La Corte costituzionale, con l’ordinanza n. 24 del 26 gennaio 2017, ha rimesso alla Corte di giustizia Ue la tematica della compatibilità con l’ordinamento italiano dell’articolo 325, paragrafi 1 e 2, del Trattato sul funzionamento dell’Unione europea (Tfue), come interpretato dalla sentenza della Grande sezione della Cgue, 8 settembre 2015, causa C-105/14, Taricco.
In particolare, la Corte di giustizia ha affermato che l’articolo 325 del Tfue impone al giudice nazionale di non applicare il combinato disposto degli articoli 160, ultimo comma, e 161, secondo comma, del codice penale, quando ciò gli impedirebbe di infliggere sanzioni effettive e dissuasive in un numero considerevole di casi di frode grave, che ledono gli interessi finanziari della Ue ovvero quando reati a danno dello Stato membro sono soggetti a termini di prescrizione più lunghi di quelli previsti per frodi che nuocciono gli interessi finanziari comunitari.
Al riguardo, si ricorda che, per effetto degli articoli 160, ultimo comma, e 161, secondo comma, del codice penale, gli atti interruttivi della prescrizione, per i reati fiscali puniti dal Dlgs 74/2000 e aventi a oggetto l’Iva, comportano, di regola, e salvo casi particolari, l’aumento di un quarto del tempo necessario a prescrivere. Dunque, solo in caso di applicabilità dell’articolo 325 Tfue, se il giudice penale reputa tale lasso temporale insufficiente per reprimere le frodi gravi in danno degli interessi finanziari dell’Unione, che dipendono dalla mancata riscossione dell’Iva sul territorio nazionale, può procedere nel giudizio, omettendo di applicare la prescrizione (e nello stesso modo potrebbe comportarsi se la legge nazionale prevede per corrispondenti figure di reato in danno dello Stato termini di prescrizione più lunghi di quelli stabiliti per le frodi in danno degli interessi finanziari dell’Unione).

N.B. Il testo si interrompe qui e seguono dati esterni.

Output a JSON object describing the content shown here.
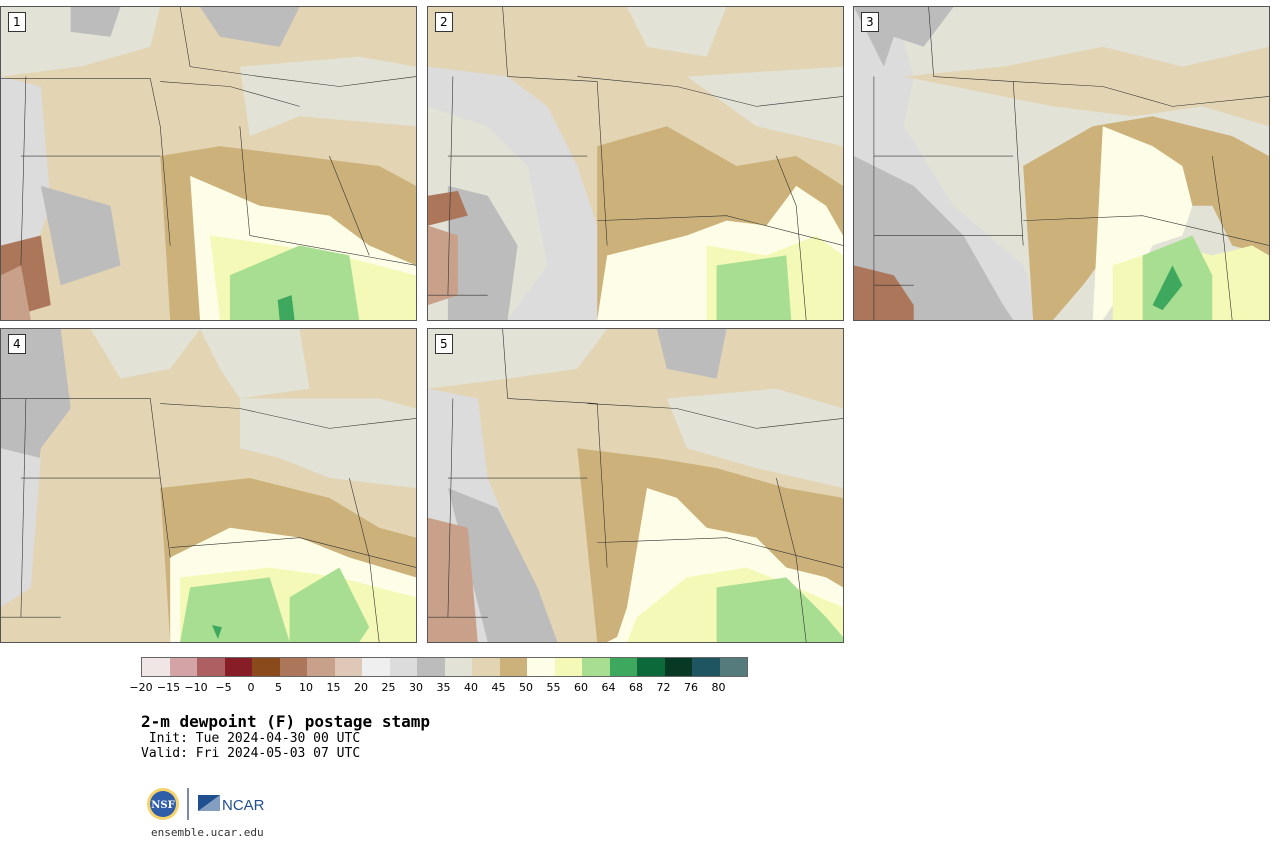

All’opposto, molte delle frodi fiscali punite dal Dlgs 74/2000 e attinenti alla riscossione dell’Iva sarebbero prescritte ove si dovessero applicare gli articoli 160, ultimo comma, e 161, secondo comma, cp , non essendo più possibile una pronuncia di condanna. In merito, i rimettenti, sulla base della premessa che il principio di legalità penale riguarda anche il regime legale della prescrizione, richiedono alla Corte di giustizia se la regola tratta dalla sentenza resa in causa Taricco sia compatibile con la Cedu, avendo presente che in Italia la prescrizione ha natura sostanziale e, in quanto tale, è assoggettata al principio di legalità espresso dall’articolo 25, secondo comma, della Costituzione.

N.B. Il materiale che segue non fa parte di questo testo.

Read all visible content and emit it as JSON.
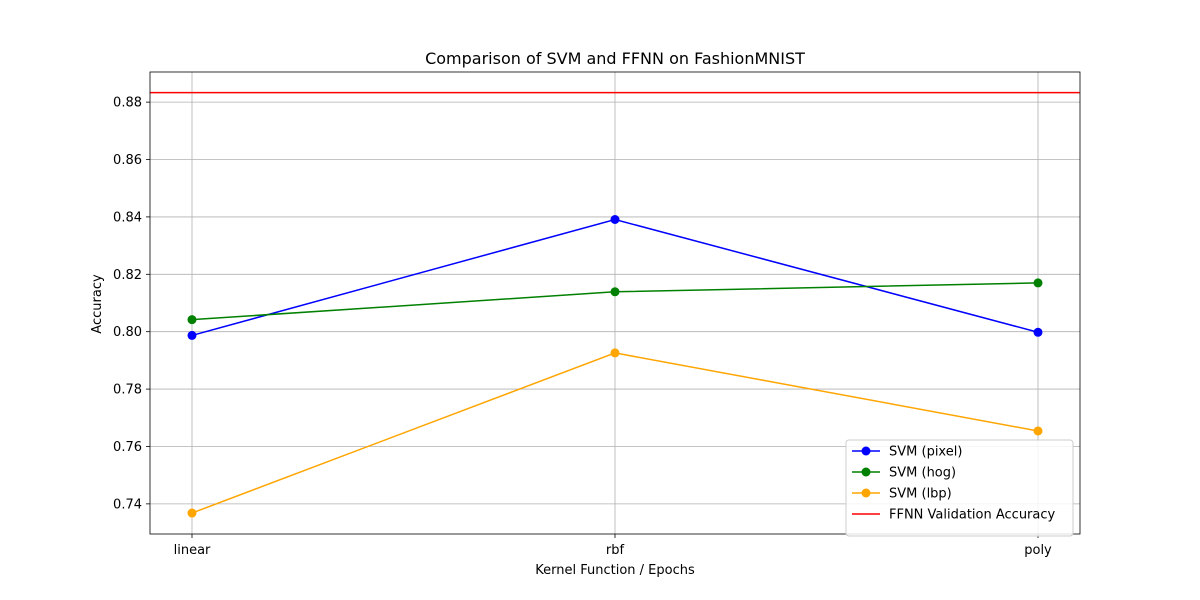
{
  "chart_data": {
    "type": "line",
    "title": "Comparison of SVM and FFNN on FashionMNIST",
    "xlabel": "Kernel Function / Epochs",
    "ylabel": "Accuracy",
    "categories": [
      "linear",
      "rbf",
      "poly"
    ],
    "ylim": [
      0.7295,
      0.8905
    ],
    "yticks": [
      0.74,
      0.76,
      0.78,
      0.8,
      0.82,
      0.84,
      0.86,
      0.88
    ],
    "ytick_labels": [
      "0.74",
      "0.76",
      "0.78",
      "0.80",
      "0.82",
      "0.84",
      "0.86",
      "0.88"
    ],
    "grid": true,
    "legend_position": "lower-right",
    "series": [
      {
        "name": "SVM (pixel)",
        "values": [
          0.7987,
          0.8391,
          0.7998
        ],
        "color": "#0000ff",
        "marker": "circle"
      },
      {
        "name": "SVM (hog)",
        "values": [
          0.8042,
          0.8139,
          0.817
        ],
        "color": "#008000",
        "marker": "circle"
      },
      {
        "name": "SVM (lbp)",
        "values": [
          0.7368,
          0.7926,
          0.7654
        ],
        "color": "#ffa500",
        "marker": "circle"
      }
    ],
    "hlines": [
      {
        "name": "FFNN Validation Accuracy",
        "value": 0.8833,
        "color": "#ff0000"
      }
    ]
  }
}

Inoltre, un nuovo intervento da parte della Corte Ue viene sollecitato per chiarire se l’articolo 325 del Tfue soddisfi il requisito della determinatezza, che per la Costituzione deve caratterizzare le norme di diritto penale sostanziale. Queste ultime, come è noto, devono essere formulate in termini chiari, precisi e stringenti, sia allo scopo di consentire alle persone di comprendere quali possono essere le conseguenze della propria condotta sul piano penale sia allo scopo di impedire l’arbitrio applicativo del giudice, il che difetterebbe, ad avviso della Corte, nel caso di specie.
Ad avviso della Consulta, invero, seppure l’articolo 325 del Tfue formuli un obbligo di risultato chiaro e incondizionato, secondo quanto precisato nella sentenza Taricco, omette di indicare con sufficiente analiticità il percorso che il giudice penale è tenuto a seguire per conseguire lo scopo.
Appare dunque indispensabile un chiarimento definitivo della Corte Ue poiché, sebbene alla luce dell’articolo 2, comma 36-vicies semel, lettera l), del Dl 138/2011, i termini di prescrizione dei reati puniti dagli articoli da 2 a 10 del Dlgs 74/2000 sono stati aumentati di un terzo, quest’ultima norma non risulta applicabile ai reati commessi anteriormente alla sua entrata in vigore.